Jeyra membuka mulutnya saat Davin mengigit bibirnya, gadis itu meringis dan pasrah dengan perlakuan Davin yang sedikit kasar. Pria itu melepaskan pangutannya, lalu mengelap bibir Jeyra yang basah.

"Jadi, mau ngelakuin di sini atau di rumah gue?" ujar Davin dengan suara yang memberat. Jeyra masih mengatur nafasnya, ia mengalungkan tangannya di leher Davin.

"Rumah kamu," putus Jeyra dengan mata berair, ia kehabisan nafas, hingga matanya mengeluarkan air mata.

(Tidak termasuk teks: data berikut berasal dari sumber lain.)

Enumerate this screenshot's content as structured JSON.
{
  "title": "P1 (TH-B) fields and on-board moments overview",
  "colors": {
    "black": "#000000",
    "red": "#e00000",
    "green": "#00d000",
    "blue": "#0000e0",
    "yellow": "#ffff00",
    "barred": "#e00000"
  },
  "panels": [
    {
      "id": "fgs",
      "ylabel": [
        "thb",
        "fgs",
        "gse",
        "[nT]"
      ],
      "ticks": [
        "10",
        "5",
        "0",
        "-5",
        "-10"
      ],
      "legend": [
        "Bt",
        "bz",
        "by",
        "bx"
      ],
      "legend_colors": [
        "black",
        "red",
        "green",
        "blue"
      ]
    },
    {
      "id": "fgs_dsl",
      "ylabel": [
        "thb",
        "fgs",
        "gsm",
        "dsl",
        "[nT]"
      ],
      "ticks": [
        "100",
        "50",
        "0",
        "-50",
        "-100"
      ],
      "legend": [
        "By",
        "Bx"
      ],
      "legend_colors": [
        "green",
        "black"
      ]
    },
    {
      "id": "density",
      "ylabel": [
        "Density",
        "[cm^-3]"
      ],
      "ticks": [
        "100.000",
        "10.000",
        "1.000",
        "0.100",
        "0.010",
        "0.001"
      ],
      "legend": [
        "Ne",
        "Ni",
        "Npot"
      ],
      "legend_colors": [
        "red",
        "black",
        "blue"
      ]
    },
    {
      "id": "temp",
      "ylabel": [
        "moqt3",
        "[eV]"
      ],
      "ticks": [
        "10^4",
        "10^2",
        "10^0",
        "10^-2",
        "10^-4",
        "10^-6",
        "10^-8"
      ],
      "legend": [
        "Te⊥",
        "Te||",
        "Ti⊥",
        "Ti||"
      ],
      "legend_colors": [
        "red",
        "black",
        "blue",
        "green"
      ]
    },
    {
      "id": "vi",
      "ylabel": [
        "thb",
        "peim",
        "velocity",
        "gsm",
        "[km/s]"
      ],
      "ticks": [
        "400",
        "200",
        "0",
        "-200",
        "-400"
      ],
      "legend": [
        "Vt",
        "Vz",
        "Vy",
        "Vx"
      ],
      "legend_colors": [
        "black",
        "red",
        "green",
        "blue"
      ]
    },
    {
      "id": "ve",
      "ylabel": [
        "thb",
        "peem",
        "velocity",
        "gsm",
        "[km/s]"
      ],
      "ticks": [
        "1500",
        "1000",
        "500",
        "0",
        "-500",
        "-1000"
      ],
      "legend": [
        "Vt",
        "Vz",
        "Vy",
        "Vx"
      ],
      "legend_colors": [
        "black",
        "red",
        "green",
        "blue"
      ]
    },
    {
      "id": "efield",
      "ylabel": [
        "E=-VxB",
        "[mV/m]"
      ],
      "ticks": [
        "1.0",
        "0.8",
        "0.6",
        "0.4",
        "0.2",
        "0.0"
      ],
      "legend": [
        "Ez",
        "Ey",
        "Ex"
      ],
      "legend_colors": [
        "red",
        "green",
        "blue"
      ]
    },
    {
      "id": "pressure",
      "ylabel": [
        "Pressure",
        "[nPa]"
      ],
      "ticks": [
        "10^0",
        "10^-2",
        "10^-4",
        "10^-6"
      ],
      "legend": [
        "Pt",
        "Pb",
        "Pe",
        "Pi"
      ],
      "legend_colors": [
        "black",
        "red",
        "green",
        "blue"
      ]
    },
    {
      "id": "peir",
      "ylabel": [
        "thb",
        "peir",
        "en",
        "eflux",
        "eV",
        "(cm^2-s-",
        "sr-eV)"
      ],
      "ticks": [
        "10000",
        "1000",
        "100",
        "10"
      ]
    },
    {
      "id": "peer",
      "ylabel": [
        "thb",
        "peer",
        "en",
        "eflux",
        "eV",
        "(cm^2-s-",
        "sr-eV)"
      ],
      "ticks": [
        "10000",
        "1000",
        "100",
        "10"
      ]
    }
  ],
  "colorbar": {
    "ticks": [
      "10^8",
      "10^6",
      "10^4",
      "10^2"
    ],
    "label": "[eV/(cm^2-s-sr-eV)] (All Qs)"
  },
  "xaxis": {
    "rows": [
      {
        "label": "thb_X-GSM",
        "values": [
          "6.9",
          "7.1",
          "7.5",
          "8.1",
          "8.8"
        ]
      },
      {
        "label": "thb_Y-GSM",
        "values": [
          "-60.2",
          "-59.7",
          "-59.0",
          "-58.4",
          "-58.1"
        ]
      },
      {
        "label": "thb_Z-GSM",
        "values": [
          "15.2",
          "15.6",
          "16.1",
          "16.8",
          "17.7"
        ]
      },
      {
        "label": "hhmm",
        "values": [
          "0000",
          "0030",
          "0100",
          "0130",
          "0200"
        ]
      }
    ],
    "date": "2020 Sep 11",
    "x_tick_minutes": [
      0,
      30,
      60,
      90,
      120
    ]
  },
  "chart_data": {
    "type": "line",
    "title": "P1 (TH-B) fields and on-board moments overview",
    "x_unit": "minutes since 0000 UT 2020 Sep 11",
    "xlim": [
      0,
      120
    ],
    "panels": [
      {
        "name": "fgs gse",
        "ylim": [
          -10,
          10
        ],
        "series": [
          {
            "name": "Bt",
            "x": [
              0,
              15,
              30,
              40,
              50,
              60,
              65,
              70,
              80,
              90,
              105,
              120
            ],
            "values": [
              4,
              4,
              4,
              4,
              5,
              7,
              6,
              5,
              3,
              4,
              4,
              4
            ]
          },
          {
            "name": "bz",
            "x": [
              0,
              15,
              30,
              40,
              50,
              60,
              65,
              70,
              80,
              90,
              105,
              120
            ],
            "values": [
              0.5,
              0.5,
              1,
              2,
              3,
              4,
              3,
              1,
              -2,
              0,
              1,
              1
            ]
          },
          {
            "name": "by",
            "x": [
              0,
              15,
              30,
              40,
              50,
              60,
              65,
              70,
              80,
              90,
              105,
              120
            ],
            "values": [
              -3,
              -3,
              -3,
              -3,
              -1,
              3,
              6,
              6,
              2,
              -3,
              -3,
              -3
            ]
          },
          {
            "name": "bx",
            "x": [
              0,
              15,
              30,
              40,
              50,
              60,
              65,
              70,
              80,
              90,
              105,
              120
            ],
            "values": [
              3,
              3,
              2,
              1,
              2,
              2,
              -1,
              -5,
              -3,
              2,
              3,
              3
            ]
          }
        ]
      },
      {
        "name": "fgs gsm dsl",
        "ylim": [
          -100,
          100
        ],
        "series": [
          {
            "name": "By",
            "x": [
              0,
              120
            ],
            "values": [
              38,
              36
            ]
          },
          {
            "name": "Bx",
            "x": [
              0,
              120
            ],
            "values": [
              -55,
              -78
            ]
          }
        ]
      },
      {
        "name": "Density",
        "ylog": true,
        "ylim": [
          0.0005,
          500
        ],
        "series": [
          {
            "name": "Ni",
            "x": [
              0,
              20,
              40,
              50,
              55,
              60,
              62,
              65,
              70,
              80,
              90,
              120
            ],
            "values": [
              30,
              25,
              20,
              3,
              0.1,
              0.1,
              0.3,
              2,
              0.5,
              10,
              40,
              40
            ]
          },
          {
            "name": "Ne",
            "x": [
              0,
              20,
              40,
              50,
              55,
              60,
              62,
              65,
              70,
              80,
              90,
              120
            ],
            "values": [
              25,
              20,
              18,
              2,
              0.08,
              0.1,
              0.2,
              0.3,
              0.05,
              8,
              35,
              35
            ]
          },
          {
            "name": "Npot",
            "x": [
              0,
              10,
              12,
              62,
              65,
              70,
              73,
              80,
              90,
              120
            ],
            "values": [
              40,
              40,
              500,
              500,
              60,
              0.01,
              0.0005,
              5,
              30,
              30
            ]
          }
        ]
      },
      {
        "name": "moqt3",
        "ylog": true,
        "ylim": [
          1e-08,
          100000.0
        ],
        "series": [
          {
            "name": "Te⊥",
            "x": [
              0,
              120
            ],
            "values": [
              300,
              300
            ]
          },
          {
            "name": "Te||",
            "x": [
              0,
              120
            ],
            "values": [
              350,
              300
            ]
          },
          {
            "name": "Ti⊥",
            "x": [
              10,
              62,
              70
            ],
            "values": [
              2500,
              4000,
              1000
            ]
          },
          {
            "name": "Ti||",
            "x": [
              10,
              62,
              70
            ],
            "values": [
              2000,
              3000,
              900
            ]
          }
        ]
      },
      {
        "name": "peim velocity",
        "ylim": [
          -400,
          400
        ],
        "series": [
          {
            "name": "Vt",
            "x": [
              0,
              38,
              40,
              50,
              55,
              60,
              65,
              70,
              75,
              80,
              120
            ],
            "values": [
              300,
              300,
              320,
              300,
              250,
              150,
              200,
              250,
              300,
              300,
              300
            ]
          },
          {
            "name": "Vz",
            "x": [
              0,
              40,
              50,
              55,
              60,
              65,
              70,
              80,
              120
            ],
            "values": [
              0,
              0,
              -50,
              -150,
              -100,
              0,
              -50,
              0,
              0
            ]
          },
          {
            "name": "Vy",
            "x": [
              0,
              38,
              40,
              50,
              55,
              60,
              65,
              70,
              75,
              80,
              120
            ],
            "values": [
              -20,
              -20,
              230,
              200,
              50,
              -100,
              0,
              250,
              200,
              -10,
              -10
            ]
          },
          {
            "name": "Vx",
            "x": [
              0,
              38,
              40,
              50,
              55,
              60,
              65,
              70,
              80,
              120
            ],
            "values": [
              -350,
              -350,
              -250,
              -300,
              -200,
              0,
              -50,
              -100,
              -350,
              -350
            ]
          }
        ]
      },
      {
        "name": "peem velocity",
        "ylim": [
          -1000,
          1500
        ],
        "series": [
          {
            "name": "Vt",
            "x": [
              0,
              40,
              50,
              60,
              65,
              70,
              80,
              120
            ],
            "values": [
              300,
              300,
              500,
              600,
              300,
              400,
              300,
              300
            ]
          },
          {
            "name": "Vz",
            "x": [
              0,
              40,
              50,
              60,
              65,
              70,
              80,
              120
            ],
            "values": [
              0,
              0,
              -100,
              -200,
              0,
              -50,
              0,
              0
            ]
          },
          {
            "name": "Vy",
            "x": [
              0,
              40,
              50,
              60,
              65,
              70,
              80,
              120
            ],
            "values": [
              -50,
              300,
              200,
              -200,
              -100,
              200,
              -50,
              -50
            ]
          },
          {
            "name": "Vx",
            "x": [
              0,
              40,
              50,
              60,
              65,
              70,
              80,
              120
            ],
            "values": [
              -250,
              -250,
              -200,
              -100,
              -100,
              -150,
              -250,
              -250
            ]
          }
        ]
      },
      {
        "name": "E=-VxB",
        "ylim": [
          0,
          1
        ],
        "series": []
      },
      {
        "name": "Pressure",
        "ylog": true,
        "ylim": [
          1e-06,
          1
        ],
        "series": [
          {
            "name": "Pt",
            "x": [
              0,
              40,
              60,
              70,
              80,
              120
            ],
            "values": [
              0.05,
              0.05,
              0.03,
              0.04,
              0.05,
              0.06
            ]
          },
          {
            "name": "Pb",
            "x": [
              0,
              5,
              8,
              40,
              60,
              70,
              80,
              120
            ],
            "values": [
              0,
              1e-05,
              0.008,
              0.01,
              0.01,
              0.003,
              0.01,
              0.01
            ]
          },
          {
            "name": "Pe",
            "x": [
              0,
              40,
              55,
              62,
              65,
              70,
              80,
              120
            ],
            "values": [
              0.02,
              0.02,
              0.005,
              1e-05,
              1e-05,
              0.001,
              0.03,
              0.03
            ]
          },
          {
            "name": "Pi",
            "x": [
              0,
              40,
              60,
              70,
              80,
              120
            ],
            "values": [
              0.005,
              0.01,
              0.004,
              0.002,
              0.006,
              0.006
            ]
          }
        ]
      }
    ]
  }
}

Davin mengangguk, ia menurunkan Jeyra dari atas meja. "Lo bisa jalan?" tanya Davin, Jeyra bahkan tidak bisa menopang dirinya dengan benar, gadis itu masih terlalu syok dengan ciuman tadi.

Jeyra mengangguk. Ia berpegang pada pinggiran meja. Bibir gadis itu bengkak dan berdenyut namun ia tidak perduli dengan itu. Yang ia inginkan saat ini, adalah resmi menjadi milik Davin.

Yang artinya Jeyra tidak perlu hanya menjadi pengagum seperti dulu lagi. Ia bisa berada di samping Davin terus dan Jeyra tidak sabar dengan itu. Membayangkan saja sudah mempu membuatnya di serang kebahagiaan bertubi-tubi.

"Jey, lo bener-bener yakin?" tanya Davin lagi. "Gue serius sama omongan gue tadi pagi, setelah gue lakuin itu, lo gak bakal gue lepasin Jey, dan mungkin lo bakal nyeselin itu suatu hari nanti."

"Aku yakin Vin, bener-bener yakin!"

Davin tersenyum manis. "Oke, gue harap lo gak bakal nyesel, Jey."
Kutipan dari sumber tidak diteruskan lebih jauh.